Nothing can better illustrate the nature of the present folk-song revival as compared to that of fifty years ago than the songs and singers on this disc.

No "folksy" background for Robin Hall and Jim Macgregor. Both are from that grimiest and most industrial of all grimy and industrial cities, Glasgow. Both are young — in their twenties: both are concerned with songs that come straight from the life around them: both are concerned with making folk-song live, and so they have not much truck with over-pretentiousness or pomposity in this field — listen to You Canna Shove Your Granny off A Bus.

Children's street songs are, I suppose, roughly divided into two categories. The first is for play or calls — skipping, chases, ball, and "peever" or "ba'beds". Here is used a variety, an astounding variety, of lost legend, tale and history. There Came Three Jews or The Golden City or Mary Queen Of Scots Had Her Heid Chopped Aff. These songs, though accents and names change, seem pretty common throughout Britain and — Dominic Behan tells me — in Ireland too. The others, and heaven preserve me from the massed weight of folk-lorists falling on me, seem mainly derisory: cocking a snook at authority, personal or institutional, and in the process building up the morale of the grimy urchin in the street. And surely nowhere is this more necessary than in Glasgow. Tall dirty black tenements, gaping close-mouths, cracked stair-heid windows: back "greens" of puddled asphalt, and broken wash-hooses. Communications conducted vertically — "Maw, fling us doon a piece" or "Come up here, till ah melt ye". Vertical description: "Murder, polis, three stairs up. The wumman in the middle door hit me wi' a cup". And all around, the enormous vertical heights of the cranes in the yards — Fairfield's, Harland & Wolffs and John Brown's. Yes, by God, the Glasgow wean needs his mockery, his irreverence, his derision if he is to survive. "Ham-feet, ham-feet, Fry the polisman" …

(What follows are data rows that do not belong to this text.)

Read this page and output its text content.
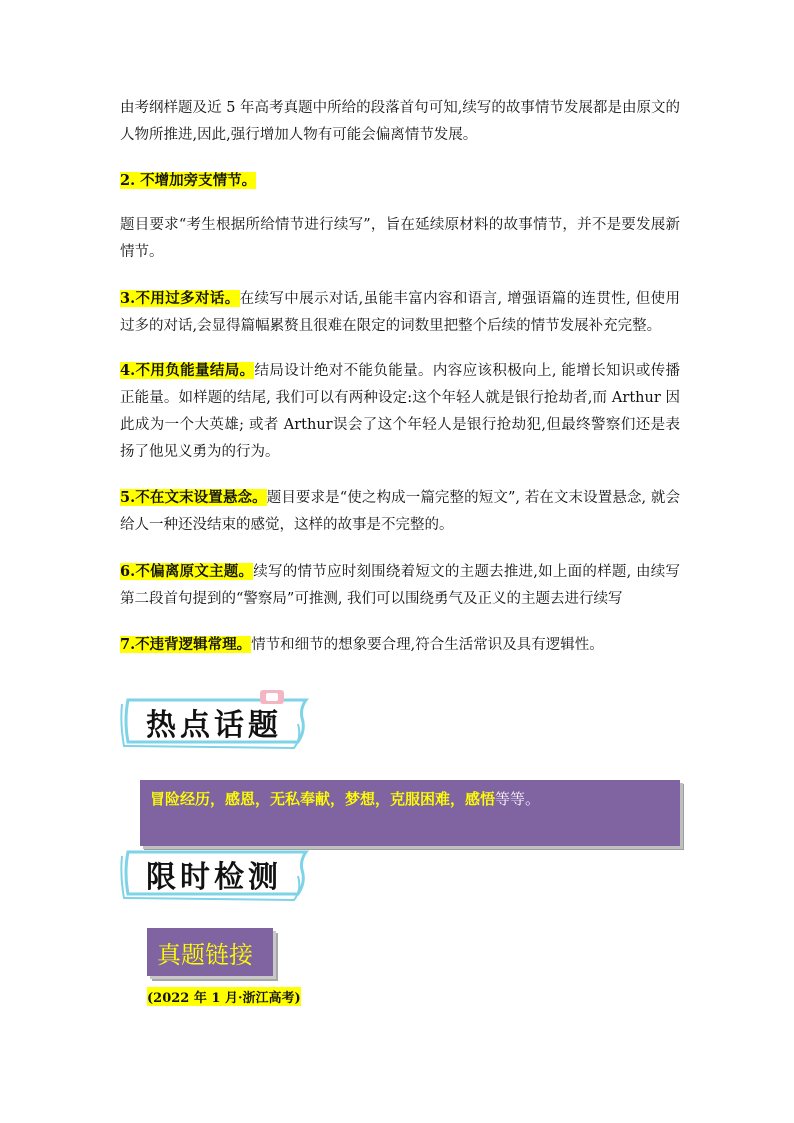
由考纲样题及近 5 年高考真题中所给的段落首句可知,续写的故事情节发展都是由原文的人物所推进,因此,强行增加人物有可能会偏离情节发展。

2. 不增加旁支情节。

题目要求“考生根据所给情节进行续写”，旨在延续原材料的故事情节，并不是要发展新情节。

3.不用过多对话。在续写中展示对话,虽能丰富内容和语言, 增强语篇的连贯性, 但使用过多的对话,会显得篇幅累赘且很难在限定的词数里把整个后续的情节发展补充完整。

4.不用负能量结局。结局设计绝对不能负能量。内容应该积极向上, 能增长知识或传播正能量。如样题的结尾, 我们可以有两种设定:这个年轻人就是银行抢劫者,而 Arthur 因此成为一个大英雄; 或者 Arthur误会了这个年轻人是银行抢劫犯,但最终警察们还是表扬了他见义勇为的行为。

5.不在文末设置悬念。题目要求是“使之构成一篇完整的短文”, 若在文末设置悬念, 就会给人一种还没结束的感觉，这样的故事是不完整的。

6.不偏离原文主题。续写的情节应时刻围绕着短文的主题去推进,如上面的样题, 由续写第二段首句提到的“警察局”可推测, 我们可以围绕勇气及正义的主题去进行续写

7.不违背逻辑常理。情节和细节的想象要合理,符合生活常识及具有逻辑性。

热点话题
冒险经历，感恩，无私奉献，梦想，克服困难，感悟等等。
限时检测
真题链接
(2022 年 1 月·浙江高考)
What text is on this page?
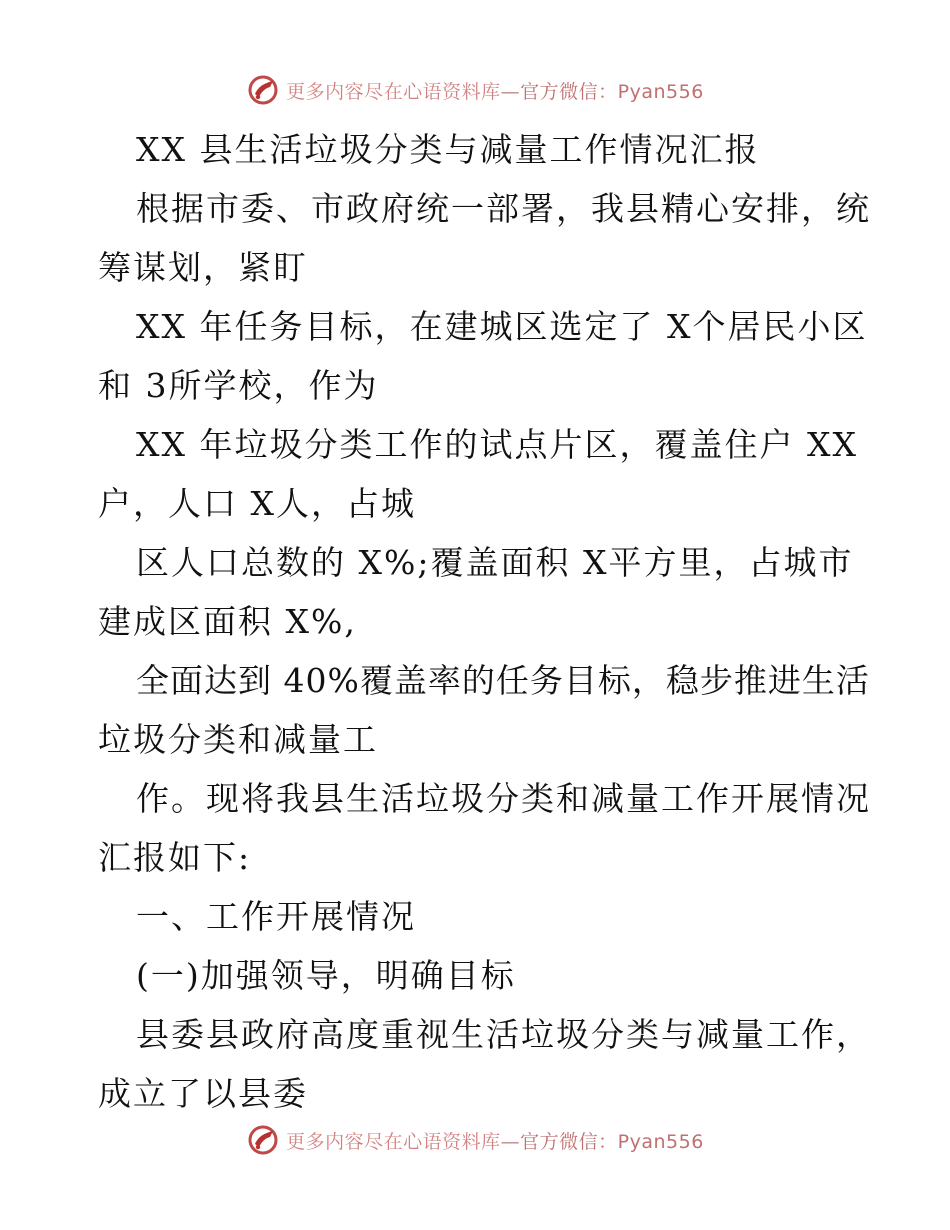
更多内容尽在心语资料库—官方微信：Pyan556
XX 县生活垃圾分类与减量工作情况汇报
根据市委、市政府统一部署，我县精心安排，统
筹谋划，紧盯
XX 年任务目标，在建城区选定了 X个居民小区
和 3所学校，作为
XX 年垃圾分类工作的试点片区，覆盖住户 XX
户，人口 X人，占城
区人口总数的 X%;覆盖面积 X平方里，占城市
建成区面积 X%,
全面达到 40%覆盖率的任务目标，稳步推进生活
垃圾分类和减量工
作。现将我县生活垃圾分类和减量工作开展情况
汇报如下:
一、工作开展情况
(一)加强领导，明确目标
县委县政府高度重视生活垃圾分类与减量工作，
成立了以县委
更多内容尽在心语资料库—官方微信：Pyan556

Three Craws: This could take you on a conducted tour of folk-lore if you wanted to embark on it. (Derision, aimed at death? Certainly to see a hoodie craw is still a fearful thing in many parts of Scotland where it is regarded as a portent of death.) Or just anti-pompous — to trap future folk-lorists?

If You Will Marry Me. Glasgow version of "Paper of Pins". Derisory — anti-Romantic.

Duke Street Jail, You Canna Shove Your Granny Off A Bus, The World Must Be Coming To An End. Almost classic derisionaries! The jile, death and "yer granny" — the three biggest threats that loomed over and directed any Glasgow wean's upbringing. The only things missing are the Pope and the Polis.

Johnnie Lad: The theme song of the folk revival in Scotland. Origins — Love-song. Line of descent (ascent?): drinking-song (maudlin), saved and jazzed up by the kids. Verses full of local patriotism (e.g., Polmadie), anti-authority and current comment. I recently heard a version entirely devoted to the Sputnik.

The Wee Magic Stane: First published by the Scottish Secretariat in a little booklet called Sangs O' The Stane. Of all the songs devoted to the acquisition of the Stone (not "stealing" — Edward I stole it), this song by Johnnie McAvey is most likely to survive and pass into the folk tradition. It exactly captures the amused anti-authority and derisionary delight that rippled through Scotland at the time.